Aspiration of the cyst contents provides temporary reduction, but because the cyst wall remains, recurrence is common [3]. Therefore, surgical excision is generally recommended as the preferred approach even when symptom relief is the primary goal [3,16].
For multiple sebaceous cysts, the treatment plan is determined based on a comprehensive assessment of both cosmetic and functional considerations [14]. Since it is often not practical to remove all cysts at once, a staged approach is commonly adopted according to the patient’s preferences and the severity of symptoms [14].
Carbon dioxide (CO₂) laser treatment is another option; however, since complete removal of the deep cyst wall may not always be achieved, the risk of recurrence must be carefully considered when determining its suitability [16].

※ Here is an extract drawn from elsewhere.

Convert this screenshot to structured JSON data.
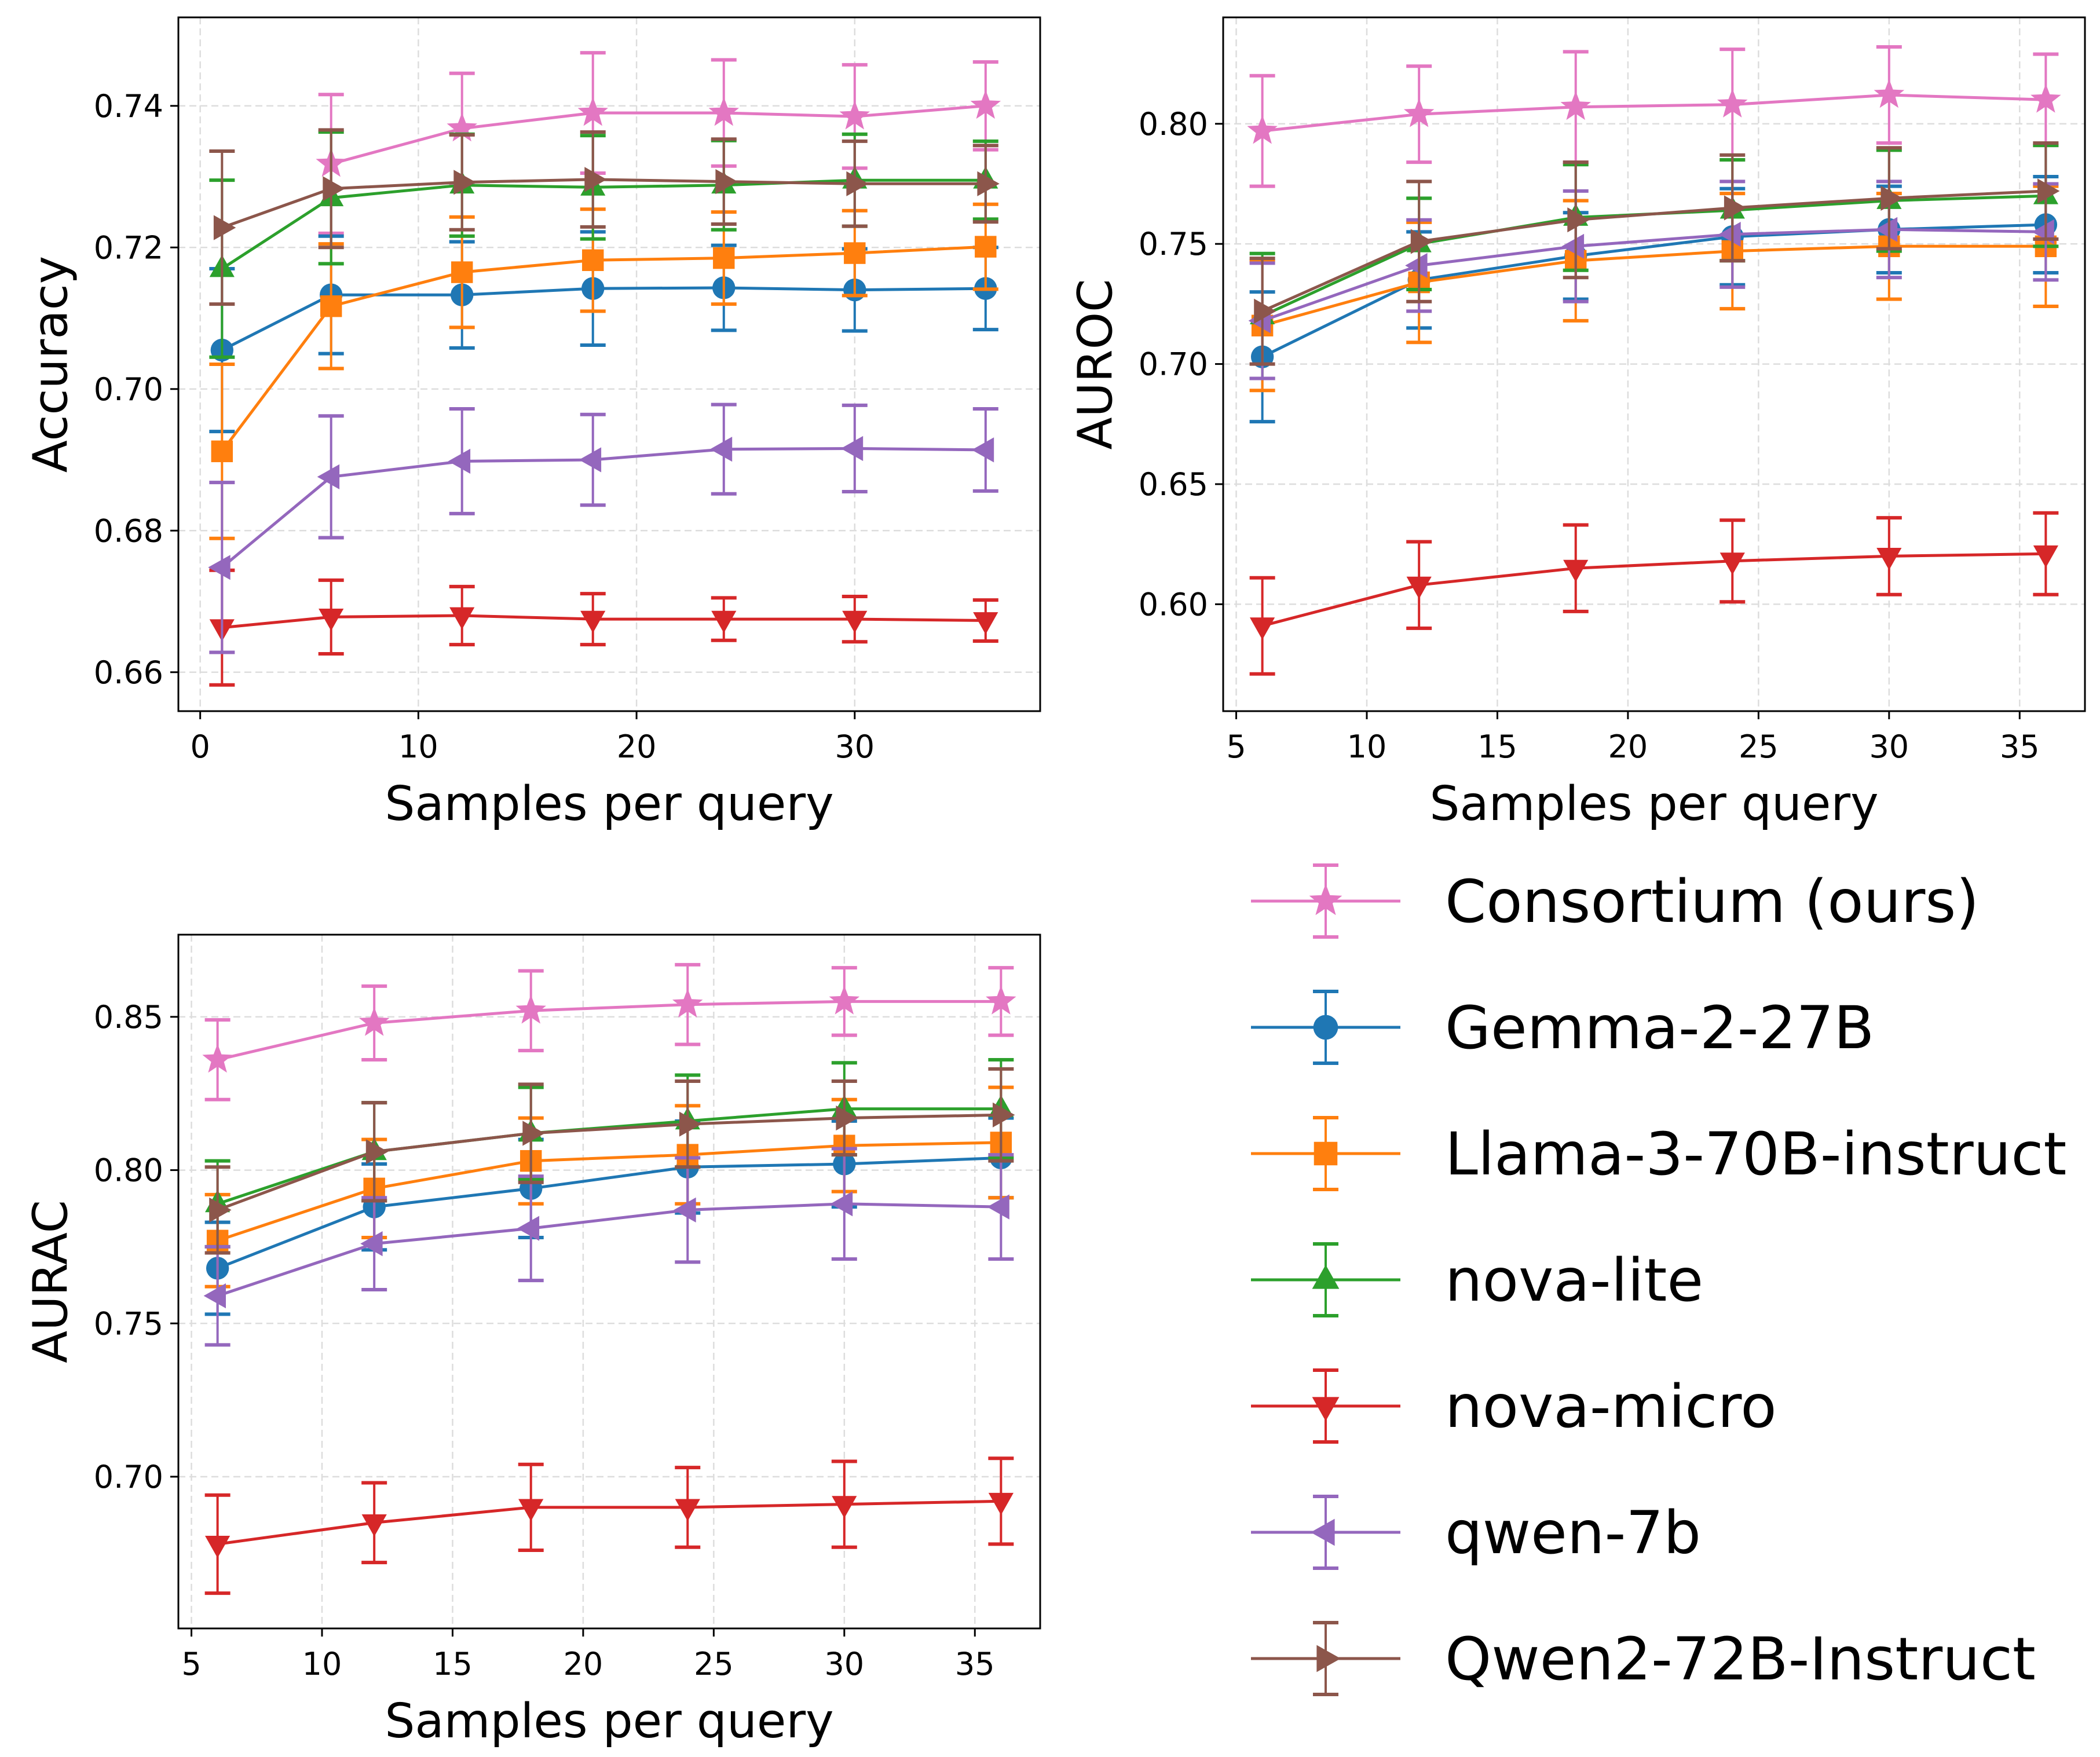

Post-Treatment Course and Prognosis
With appropriate surgical excision, the prognosis is generally favorable; the recurrence rate following complete removal has been reported to be below 5% [3,16]. Post-operative complications are uncommon, and when they do occur, they tend to be mild, such as temporary swelling or minor discomfort [16]. For multiple sebaceous cysts associated with hereditary conditions such as Muir-Torre syndrome, regular dermatological follow-up and general medical screening (including colorectal cancer screening) are important [4,5,13].
Complications and Precautions
The main complication of sebaceous cysts is inflammation resulting from rupture of the cyst wall [1,3]. Rupture causes sebum-like contents to leak into the surrounding tissue, triggering a foreign-body inflammatory reaction [1].
In cases of multiple sebaceous cysts, the possibility of hereditary tumor syndromes such as Muir-Torre syndrome should always be kept in mind [4,5,13]. In this syndrome, sebaceous tumors may present as a warning sign of colorectal or urogenital cancer, making early detection and treatment particularly important [5,10].
Sebaceous cysts arising in association with nevus sebaceus carry a risk of malignant transformation (sebaceous carcinoma) after puberty, and regular monitoring is therefore necessary [15,17,18]. If rapid enlargement or ulceration is observed, a tissue biopsy should be performed promptly [17,18].
Surgical Costs for Sebaceous Cysts

Frequently Asked Questions About Sebaceous Cysts
Q: Can sebaceous cysts resolve on their own?
A: Sebaceous cysts rarely resolve on their own [1,3]. As long as the cyst wall remains, contents will re-accumulate, leading to recurrence [3]. Surgical excision is required for definitive treatment [3,16].
Q: What is the difference between a sebaceous cyst and an epidermoid cyst (atheroma)?
A: The most important distinguishing feature is that epidermoid cysts characteristically have a central punctum (umbilication), whereas sebaceous cysts do not [1]. In addition, sebaceous cysts tend to present as multiple lesions, which is another useful finding for differentiation [14].
Q: In cases of multiple sebaceous cysts, is there a possibility of a hereditary disease?
A: Multiple sebaceous cysts may be associated with hereditary tumor syndromes such as Muir-Torre syndrome [4,5]. In such cases, there is an elevated risk of concurrent visceral cancers such as colorectal cancer, and genetic counseling and consideration of genetic testing are recommended [5,13].
Q: What is the recurrence rate after surgery?
A: When complete excision including the cyst wall is performed, the recurrence rate is reported to be below 5%, reflecting a favorable outcome [3,16]. However, incomplete excision or aspiration alone is associated with a higher likelihood of recurrence, which is why appropriate surgical treatment is important [3].